The new law gives agencies 10 days to respond.

 

-- "Pennsylvania's 'Right to Know' Law Often Rings Hollow," Pittsburgh Tribune-Review, Jan. 19, 2004, by Brad Bumsted and Debra Erdley


6:59:08 AM    


Should Public Know If Tomato Has Pig Genes?

 

Government regulation dictates that consumers in the United States are not allowed to know whether their food contains genetically modified  (GM) ingredients. The FDA's rationale is that science is unable to detect any consumer-related difference between corn syrup from GM and non-GM plants. But the same issue has become less one of science than one of religious and press freedom in parts of the Middle East -- for Jew and Muslim alike. Israel is in the middle of deciding whether producers, marketers, and exporters of food products containing genetically engineered ingredients should be required to label them as such.

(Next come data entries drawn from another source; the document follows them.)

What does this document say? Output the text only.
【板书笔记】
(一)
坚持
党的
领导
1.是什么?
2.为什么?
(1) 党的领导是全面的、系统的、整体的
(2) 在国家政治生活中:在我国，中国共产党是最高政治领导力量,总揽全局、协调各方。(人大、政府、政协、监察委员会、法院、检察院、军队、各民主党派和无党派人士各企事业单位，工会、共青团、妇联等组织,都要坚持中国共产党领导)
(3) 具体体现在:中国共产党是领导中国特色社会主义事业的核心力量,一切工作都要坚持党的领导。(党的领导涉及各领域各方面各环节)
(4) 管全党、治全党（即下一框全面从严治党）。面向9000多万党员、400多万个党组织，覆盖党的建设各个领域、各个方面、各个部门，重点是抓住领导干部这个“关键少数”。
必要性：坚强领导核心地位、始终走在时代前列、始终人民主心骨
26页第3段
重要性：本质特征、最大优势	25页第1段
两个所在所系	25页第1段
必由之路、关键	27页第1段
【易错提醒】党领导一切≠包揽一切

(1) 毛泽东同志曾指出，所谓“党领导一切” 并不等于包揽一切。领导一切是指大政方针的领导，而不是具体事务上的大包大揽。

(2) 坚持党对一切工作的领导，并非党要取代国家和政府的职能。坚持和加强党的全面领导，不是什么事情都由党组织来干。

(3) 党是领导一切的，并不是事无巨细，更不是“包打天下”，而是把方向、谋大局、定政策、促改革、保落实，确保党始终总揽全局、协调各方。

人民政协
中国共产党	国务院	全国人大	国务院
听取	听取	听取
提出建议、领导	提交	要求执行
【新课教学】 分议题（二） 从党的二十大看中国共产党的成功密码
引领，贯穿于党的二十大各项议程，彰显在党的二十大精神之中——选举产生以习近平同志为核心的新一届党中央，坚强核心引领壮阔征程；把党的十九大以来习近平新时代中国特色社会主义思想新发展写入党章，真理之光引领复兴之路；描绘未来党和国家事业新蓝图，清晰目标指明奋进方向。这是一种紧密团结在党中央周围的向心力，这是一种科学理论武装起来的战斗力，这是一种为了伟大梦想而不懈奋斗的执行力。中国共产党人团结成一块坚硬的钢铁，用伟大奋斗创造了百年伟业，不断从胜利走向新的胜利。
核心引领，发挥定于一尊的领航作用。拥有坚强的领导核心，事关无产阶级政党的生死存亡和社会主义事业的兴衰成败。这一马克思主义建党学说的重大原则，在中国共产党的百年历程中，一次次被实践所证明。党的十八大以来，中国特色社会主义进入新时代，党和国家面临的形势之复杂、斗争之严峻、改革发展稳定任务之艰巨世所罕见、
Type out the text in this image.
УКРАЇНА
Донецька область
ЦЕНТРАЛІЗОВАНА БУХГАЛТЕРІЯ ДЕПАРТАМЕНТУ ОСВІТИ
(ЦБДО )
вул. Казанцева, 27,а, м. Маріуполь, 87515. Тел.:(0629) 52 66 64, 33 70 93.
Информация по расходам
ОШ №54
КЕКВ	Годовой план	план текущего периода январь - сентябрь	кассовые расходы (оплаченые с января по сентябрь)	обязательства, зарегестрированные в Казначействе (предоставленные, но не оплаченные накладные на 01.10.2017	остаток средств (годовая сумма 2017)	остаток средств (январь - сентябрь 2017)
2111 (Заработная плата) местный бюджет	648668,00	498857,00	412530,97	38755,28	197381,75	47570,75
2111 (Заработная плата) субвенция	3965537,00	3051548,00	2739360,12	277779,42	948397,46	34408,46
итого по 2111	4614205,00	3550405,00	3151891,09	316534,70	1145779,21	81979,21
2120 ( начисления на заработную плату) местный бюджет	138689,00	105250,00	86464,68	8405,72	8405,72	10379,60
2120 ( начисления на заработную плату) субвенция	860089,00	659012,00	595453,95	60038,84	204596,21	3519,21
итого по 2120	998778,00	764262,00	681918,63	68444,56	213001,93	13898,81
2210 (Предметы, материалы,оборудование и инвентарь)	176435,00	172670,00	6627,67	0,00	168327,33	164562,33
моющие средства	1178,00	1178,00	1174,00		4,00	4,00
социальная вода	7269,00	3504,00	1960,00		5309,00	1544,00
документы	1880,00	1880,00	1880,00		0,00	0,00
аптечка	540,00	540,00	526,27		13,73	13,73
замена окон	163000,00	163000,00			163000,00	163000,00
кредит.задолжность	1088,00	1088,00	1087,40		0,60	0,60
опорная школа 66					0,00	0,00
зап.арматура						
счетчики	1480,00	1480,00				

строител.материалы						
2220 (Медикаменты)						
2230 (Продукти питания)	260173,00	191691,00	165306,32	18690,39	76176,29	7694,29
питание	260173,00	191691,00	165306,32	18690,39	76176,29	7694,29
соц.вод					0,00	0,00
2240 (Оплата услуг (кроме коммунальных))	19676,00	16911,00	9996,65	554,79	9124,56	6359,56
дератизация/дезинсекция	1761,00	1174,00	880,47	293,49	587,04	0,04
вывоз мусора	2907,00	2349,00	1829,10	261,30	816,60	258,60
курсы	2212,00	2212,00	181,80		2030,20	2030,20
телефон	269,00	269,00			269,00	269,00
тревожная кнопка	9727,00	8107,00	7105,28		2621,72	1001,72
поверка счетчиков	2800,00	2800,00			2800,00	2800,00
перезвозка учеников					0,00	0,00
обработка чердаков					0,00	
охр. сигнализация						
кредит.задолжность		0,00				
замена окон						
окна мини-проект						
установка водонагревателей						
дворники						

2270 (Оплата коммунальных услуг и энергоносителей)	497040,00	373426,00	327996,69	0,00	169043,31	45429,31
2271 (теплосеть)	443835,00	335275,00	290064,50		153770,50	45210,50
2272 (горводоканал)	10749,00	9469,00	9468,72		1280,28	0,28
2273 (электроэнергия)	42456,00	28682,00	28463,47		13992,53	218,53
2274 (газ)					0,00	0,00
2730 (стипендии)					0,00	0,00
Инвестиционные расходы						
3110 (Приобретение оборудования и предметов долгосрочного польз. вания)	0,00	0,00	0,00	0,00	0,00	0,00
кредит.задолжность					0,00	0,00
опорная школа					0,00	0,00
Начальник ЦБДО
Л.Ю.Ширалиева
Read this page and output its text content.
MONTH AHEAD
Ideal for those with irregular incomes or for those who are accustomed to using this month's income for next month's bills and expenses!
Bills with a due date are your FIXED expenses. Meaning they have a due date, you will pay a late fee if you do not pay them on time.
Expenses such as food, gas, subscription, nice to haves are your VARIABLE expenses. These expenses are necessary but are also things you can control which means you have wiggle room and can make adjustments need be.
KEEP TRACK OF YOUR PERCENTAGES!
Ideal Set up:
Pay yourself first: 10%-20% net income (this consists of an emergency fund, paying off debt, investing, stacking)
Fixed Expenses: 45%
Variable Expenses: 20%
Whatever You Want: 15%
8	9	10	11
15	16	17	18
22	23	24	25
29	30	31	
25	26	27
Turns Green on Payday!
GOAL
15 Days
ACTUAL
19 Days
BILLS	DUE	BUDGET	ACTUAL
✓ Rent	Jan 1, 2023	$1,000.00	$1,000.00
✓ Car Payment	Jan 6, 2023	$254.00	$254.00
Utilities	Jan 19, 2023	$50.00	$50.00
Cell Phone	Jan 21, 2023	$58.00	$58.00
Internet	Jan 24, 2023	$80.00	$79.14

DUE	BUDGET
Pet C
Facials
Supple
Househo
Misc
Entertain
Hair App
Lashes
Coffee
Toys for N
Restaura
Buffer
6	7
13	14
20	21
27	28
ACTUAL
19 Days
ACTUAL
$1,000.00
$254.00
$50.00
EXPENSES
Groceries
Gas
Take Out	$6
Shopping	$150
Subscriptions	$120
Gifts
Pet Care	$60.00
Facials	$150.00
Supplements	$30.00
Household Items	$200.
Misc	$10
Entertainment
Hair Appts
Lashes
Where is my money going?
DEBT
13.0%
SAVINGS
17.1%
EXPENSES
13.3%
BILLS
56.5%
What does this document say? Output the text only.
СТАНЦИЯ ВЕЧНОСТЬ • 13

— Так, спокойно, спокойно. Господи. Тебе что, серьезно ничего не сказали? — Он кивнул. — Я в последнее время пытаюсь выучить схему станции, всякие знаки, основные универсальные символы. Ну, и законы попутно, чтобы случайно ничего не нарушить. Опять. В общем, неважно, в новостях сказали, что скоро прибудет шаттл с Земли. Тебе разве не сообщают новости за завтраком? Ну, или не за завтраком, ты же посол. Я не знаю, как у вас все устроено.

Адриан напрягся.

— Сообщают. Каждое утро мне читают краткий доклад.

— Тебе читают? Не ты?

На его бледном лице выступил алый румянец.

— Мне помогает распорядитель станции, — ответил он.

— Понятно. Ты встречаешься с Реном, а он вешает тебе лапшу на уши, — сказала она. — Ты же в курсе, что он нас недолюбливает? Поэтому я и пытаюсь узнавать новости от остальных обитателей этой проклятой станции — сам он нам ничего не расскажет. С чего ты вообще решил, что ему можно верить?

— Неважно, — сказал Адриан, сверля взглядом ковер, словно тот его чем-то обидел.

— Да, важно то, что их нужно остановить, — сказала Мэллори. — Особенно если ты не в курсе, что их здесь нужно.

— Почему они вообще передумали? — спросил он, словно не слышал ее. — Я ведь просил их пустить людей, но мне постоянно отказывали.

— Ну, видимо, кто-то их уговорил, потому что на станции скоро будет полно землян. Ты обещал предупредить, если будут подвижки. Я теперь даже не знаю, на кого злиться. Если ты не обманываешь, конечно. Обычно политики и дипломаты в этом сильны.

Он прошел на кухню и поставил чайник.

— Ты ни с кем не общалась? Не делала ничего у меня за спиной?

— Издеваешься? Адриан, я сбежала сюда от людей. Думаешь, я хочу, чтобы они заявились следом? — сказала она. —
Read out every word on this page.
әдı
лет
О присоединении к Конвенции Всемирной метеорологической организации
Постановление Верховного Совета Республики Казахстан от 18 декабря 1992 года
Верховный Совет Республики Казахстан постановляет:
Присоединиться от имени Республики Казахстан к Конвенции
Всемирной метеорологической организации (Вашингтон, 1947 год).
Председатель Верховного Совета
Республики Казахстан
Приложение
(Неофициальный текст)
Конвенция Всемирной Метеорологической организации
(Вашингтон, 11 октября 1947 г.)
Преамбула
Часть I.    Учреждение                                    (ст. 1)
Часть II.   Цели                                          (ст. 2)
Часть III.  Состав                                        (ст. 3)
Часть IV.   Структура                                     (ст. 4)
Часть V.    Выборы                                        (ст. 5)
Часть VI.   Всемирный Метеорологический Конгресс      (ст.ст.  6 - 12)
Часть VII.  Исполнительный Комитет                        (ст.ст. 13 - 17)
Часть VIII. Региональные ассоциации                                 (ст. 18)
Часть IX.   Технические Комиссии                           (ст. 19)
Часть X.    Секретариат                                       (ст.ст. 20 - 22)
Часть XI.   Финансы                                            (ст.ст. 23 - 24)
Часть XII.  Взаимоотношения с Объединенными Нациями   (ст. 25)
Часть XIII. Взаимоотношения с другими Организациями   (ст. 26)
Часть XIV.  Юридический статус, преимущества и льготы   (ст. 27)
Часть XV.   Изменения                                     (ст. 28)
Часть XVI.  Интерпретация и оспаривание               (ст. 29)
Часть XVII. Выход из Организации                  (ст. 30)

Environmentalists there charge that Israel's Ministry of Trade and Industry has taken an official position against package labeling with an eye towards U.S. policies and markets. Activists there argue that consumers have a right to know -- if only for reasons of religious dietary restrictions. Israel is also debating whether government should publish lists of foods with GM ingredients -- so that the press could inform people even if package labeling did not.

 

-- "Who Will Tell Us the Tomato Has Pig Genes?" Haaretz Daily, Jan. 22, 2004, by Orna Coussin 

 

-- "Biotech Genie Unbottled," Environment Writer, Feb. 2001, by Joseph. A. Davis

 


6:19:08 AM    


Kentucky Bill Would Increase Secrecy of State Records

 

A compromise struck in the Kentucky legislature on Jan. 20, 2004, headed off a measure that would have allowed much broader secrecy of government records and meetings. The stated intent of both measures was to prevent disclosure of various vulnerabilities that could be exploited by terrorists. A House committee approved the compromise (HB188) drawn up by Kentucky's homeland security director and the Kentucky Press Association. A more sweeping secrecy measure, SB 49, failed to emerge from committee on the Senate side because some members thought it went too far.

-- "Bill To Keep Some Records Secret Advances; Compromise Narrows Focus of House Measure," Louisville Courier-Journal, Jan. 21, 2004, by Al Cross.